Guides

Building Multi-agent orchestration patterns with LangChai...

This guide provides a structured approach to implementing AI agents with tool integration, focusing on reliability, observability, and cost control. Follow these steps to build and debug agent workflows using common frameworks.

2-3 hours5 steps
1

Define tool function schemas

Create explicit JSON schemas for all tools your agent will use. Use the 'tool' parameter in LangChain's StructuredOutputParser to enforce strict formatting.

tool_schemas.py
from langchain.output_parsers import StructuredOutputParser
from langchain_core.pydantic_v1 import BaseModel, Field

class WeatherTool(BaseModel):
    location: str = Field(description="City name")
    unit: str = Field(description="Temperature unit", enum=["C", "F"])

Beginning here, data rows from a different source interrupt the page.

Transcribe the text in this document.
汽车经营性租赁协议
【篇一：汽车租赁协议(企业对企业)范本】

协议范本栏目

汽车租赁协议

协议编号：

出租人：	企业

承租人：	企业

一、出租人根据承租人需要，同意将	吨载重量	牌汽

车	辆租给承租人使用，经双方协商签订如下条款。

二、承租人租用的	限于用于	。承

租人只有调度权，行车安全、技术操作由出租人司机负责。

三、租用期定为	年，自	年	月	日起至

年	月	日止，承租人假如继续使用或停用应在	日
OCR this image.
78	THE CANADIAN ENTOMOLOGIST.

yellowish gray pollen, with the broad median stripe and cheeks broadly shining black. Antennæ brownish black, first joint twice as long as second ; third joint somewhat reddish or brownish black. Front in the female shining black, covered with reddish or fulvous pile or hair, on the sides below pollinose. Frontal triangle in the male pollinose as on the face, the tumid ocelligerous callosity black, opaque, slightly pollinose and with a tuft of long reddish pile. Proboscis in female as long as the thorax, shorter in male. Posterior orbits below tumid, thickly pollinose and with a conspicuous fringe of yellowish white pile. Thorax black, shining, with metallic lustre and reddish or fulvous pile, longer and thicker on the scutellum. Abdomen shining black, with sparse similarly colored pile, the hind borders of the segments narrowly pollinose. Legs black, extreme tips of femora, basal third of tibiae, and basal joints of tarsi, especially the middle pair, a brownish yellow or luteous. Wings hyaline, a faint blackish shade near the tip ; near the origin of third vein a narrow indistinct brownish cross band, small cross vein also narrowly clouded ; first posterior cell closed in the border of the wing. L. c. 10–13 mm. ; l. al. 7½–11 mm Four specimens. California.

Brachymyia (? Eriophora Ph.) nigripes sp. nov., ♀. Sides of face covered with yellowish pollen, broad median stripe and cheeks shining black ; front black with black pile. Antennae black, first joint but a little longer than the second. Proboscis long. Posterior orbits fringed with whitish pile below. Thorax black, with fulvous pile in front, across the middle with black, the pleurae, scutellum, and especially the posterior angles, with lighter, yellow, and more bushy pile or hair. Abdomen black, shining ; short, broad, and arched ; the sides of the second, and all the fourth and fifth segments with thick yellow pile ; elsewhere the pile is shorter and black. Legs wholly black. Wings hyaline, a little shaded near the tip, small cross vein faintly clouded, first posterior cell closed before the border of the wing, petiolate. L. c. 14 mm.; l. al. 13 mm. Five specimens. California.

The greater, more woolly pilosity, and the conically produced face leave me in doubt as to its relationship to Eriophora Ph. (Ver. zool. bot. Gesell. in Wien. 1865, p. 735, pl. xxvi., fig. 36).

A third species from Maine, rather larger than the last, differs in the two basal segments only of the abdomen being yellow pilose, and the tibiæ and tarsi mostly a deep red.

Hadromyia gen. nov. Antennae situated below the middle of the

parser = StructuredOutputParser.from_instructions("Return a JSON object with location and unit fields.")

⚠ Common Pitfalls

  • Using vague schema definitions leading to hallucinated tool calls
  • Forgetting to include required fields in function parameters
2

Implement agent state management

Create a state class that tracks tool calls, responses, and execution context. Use LangGraph's StateGraph to define workflow transitions.

agent_state.py
from langgraph.graph import StateGraph, START, END
from typing import TypedDict

class AgentState(TypedDict):
    messages: list
    tool_calls: list
    context: dict

workflow = StateGraph(AgentState)
workflow.add_node("tool_call", tool_call_node)
workflow.add_edge(START, "tool_call")
workflow.add_edge("tool_call", END)

⚠ Common Pitfalls

  • Not persisting state between steps causing context loss
  • Incorrect edge definitions leading to workflow deadlocks
3

Add observability hooks

Integrate LangSmith to track agent execution. Use the 'langsmith' callback to log tool calls and responses for debugging.

observability.py
from langchain_community.callbacks import LangSmithTracer

tracer = LangSmithTracer()
tracer.set_project("agent-debugging")

# Add to LLM call:
llm = OpenAI(callbacks=[tracer])

⚠ Common Pitfalls

  • Forgetting to set the project name leading to unorganized traces
  • Not capturing all tool call outputs in logs
4

Implement cost monitoring

Track token usage and API costs using middleware. Add a counter that triggers alerts when thresholds are exceeded.

cost_monitor.py
class CostMonitor:
    def __init__(self):
        self.total_cost = 0.0
        self.token_count = 0

    def on_llm_end(self, response):
        self.token_count += response.usage.total_tokens
        self.total_cost += calculate_cost(response)
        if self.token_count > 1000:
            raise Exception("Token limit exceeded")

⚠ Common Pitfalls

  • Not accounting for different pricing models across LLM providers
  • Ignoring background cost monitoring during long-running tasks
5

Add human-in-the-loop validation

Implement a step that requires human approval for critical decisions. Use a tool that returns a 'needs_approval' flag.

approval_flow.py
def approval_node(state):
    tool_response = state["tool_response"]
    if tool_response.get("needs_approval"):
        return {"approval_required": True, "content": tool_response["content"]}
    return {"approval_required": False}

⚠ Common Pitfalls

  • Not handling approval timeouts leading to workflow stalls
  • Skipping validation for non-critical decisions

What you built

By following these steps, you've implemented a robust agent workflow with proper tool integration, observability, and safety controls. Regularly review logs in LangSmith and adjust cost thresholds based on usage patterns.